What Are Carbon Credits and How Do They Work?
Carbon credits have become a key component of global efforts to reduce greenhouse gas emissions. As businesses increasingly focus on sustainability and ESG goals, understanding how carbon credits work is becoming essential.
A carbon credit represents one tonne of carbon dioxide (or equivalent greenhouse gas) reduced, avoided, or removed from the atmosphere. These credits are generated through certified projects such as renewable energy, reforestation, energy efficiency, and waste management initiatives.
Organisations that reduce emissions below a certain level can generate carbon credits, while those unable to meet reduction targets can purchase these credits to offset their emissions. This creates a market-driven mechanism that encourages emission reduction globally.

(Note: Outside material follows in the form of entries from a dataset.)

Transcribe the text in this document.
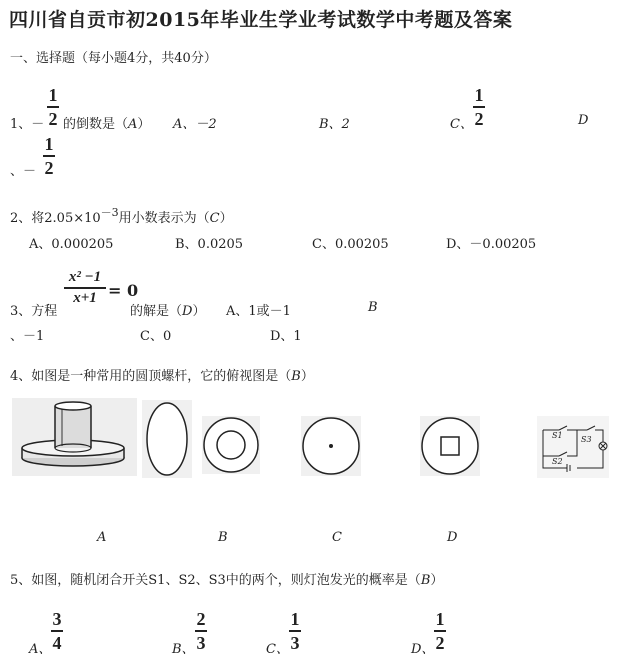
四川省自贡市初2015年毕业生学业考试数学中考题及答案
一、选择题（每小题4分，共40分）
1、－
1
2 的倒数是（A） A、－2	B、2	C、
1
2	D
、－
1
2
2、将$2.05\times 10^{-3}$用小数表示为（C）
A、0.000205	B、0.0205	C、0.00205	D、－0.00205
3、方程
x² −1
x+1 = 0
的解是（D） A、1或－1	B
、－1	C、0	D、1
4、如图是一种常用的圆顶螺杆，它的俯视图是（B）
S1 S3
S2
A	B	C	D
5、如图，随机闭合开关S1、S2、S3中的两个，则灯泡发光的概率是（B）
A、
3
4	B、
2
3	C、
1
3	D、
1
2
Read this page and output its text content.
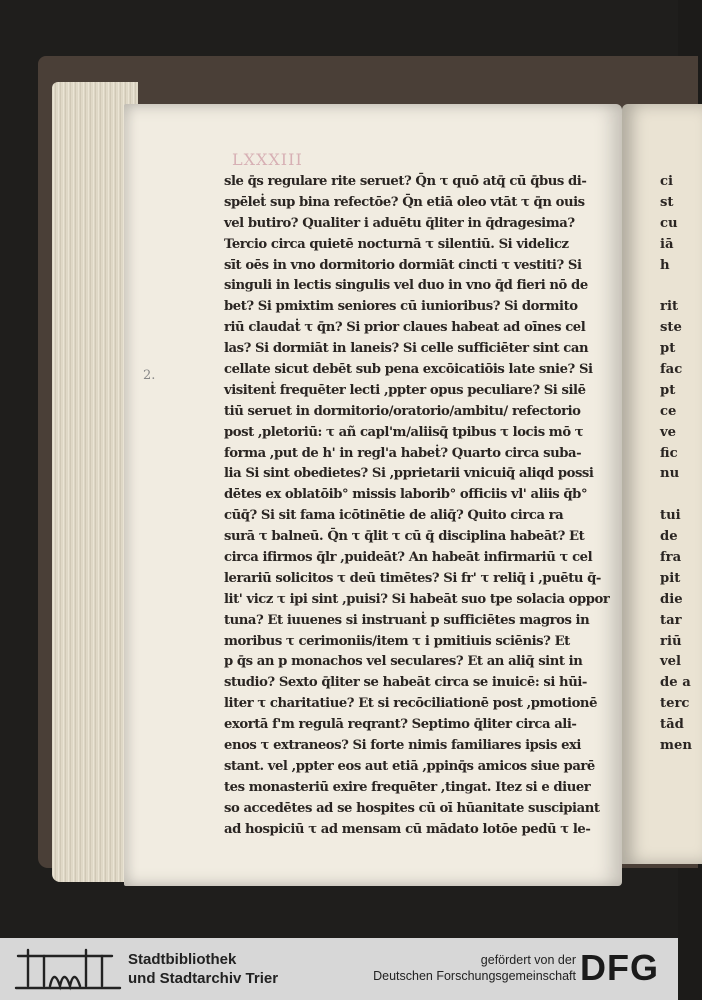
LXXXIII
2.
sle q̄s regulare rite seruet? Q̄n τ quō atq̄ cū q̄bus di-
spēleṫ sup bina refectōe? Q̄n etiā oleo vtāt τ q̄n ouis
vel butiro? Qualiter i aduētu q̄liter in q̄dragesima?
Tercio circa quietē nocturnā τ silentiū. Si videlicz
sīt oēs in vno dormitorio dormiāt cincti τ vestiti? Si
singuli in lectis singulis vel duo in vno q̄d fieri nō de
bet? Si pmixtim seniores cū iunioribus? Si dormito
riū claudaṫ τ q̄n? Si prior claues habeat ad oīnes cel
las? Si dormiāt in laneis? Si celle sufficiēter sint can
cellate sicut debēt sub pena excōicatiōis late snie? Si
visitenṫ frequēter lecti ,ppter opus peculiare? Si silē
tiū seruet in dormitorio/oratorio/ambitu/ refectorio
post ,pletoriū: τ añ capl'm/aliisq̄ tpibus τ locis mō τ
forma ,put de h' in regl'a habeṫ? Quarto circa suba-
lia Si sint obedietes? Si ,pprietarii vnicuiq̄ aliqd possi
dētes ex oblatōib° missis laborib° officiis vl' aliis q̄b°
cūq̄? Si sit fama icōtinētie de aliq̄? Quito circa ra
surā τ balneū. Q̄n τ q̄lit τ cū q̄ disciplina habeāt? Et
circa ifirmos q̄lr ,puideāt? An habeāt infirmariū τ cel
lerariū solicitos τ deū timētes? Si fr' τ reliq̄ i ,puētu q̄-
lit' vicz τ ipi sint ,puisi? Si habeāt suo tpe solacia oppor
tuna? Et iuuenes si instruanṫ p sufficiētes magros in
moribus τ cerimoniis/item τ i pmitiuis sciēnis? Et
p q̄s an p monachos vel seculares? Et an aliq̄ sint in
studio? Sexto q̄liter se habeāt circa se inuicē: si hūi-
liter τ charitatiue? Et si recōciliationē post ,pmotionē
exortā f'm regulā reqrant? Septimo q̄liter circa ali-
enos τ extraneos? Si forte nimis familiares ipsis exi
stant. vel ,ppter eos aut etiā ,ppinq̄s amicos siue parē
tes monasteriū exire frequēter ,tingat. Itez si e diuer
so accedētes ad se hospites cū oī hūanitate suscipiant
ad hospiciū τ ad mensam cū mādato lotōe pedū τ le-
ci
st
cu
iā
h
rit
ste
pt
fac
pt
ce
ve
fic
nu
tui
de
fra
pit
die
tar
riū
vel
de a
terc
tād
men
Stadtbibliothek
und Stadtarchiv Trier
gefördert von der
Deutschen Forschungsgemeinschaft DFG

Carbon credits are verified and issued by recognised registries such as Verra, Gold Standard, American Carbon Registry (ACR), and Climate Action Reserve (CAR). These standards ensure transparency, credibility, and measurable impact.
For businesses, carbon credits are not just about compliance—they also represent an opportunity. Companies can generate revenue by developing carbon projects or improve their sustainability positioning by purchasing high-quality offsets.
As global carbon markets expand, early adopters are better positioned to benefit from both regulatory advantages and financial opportunities.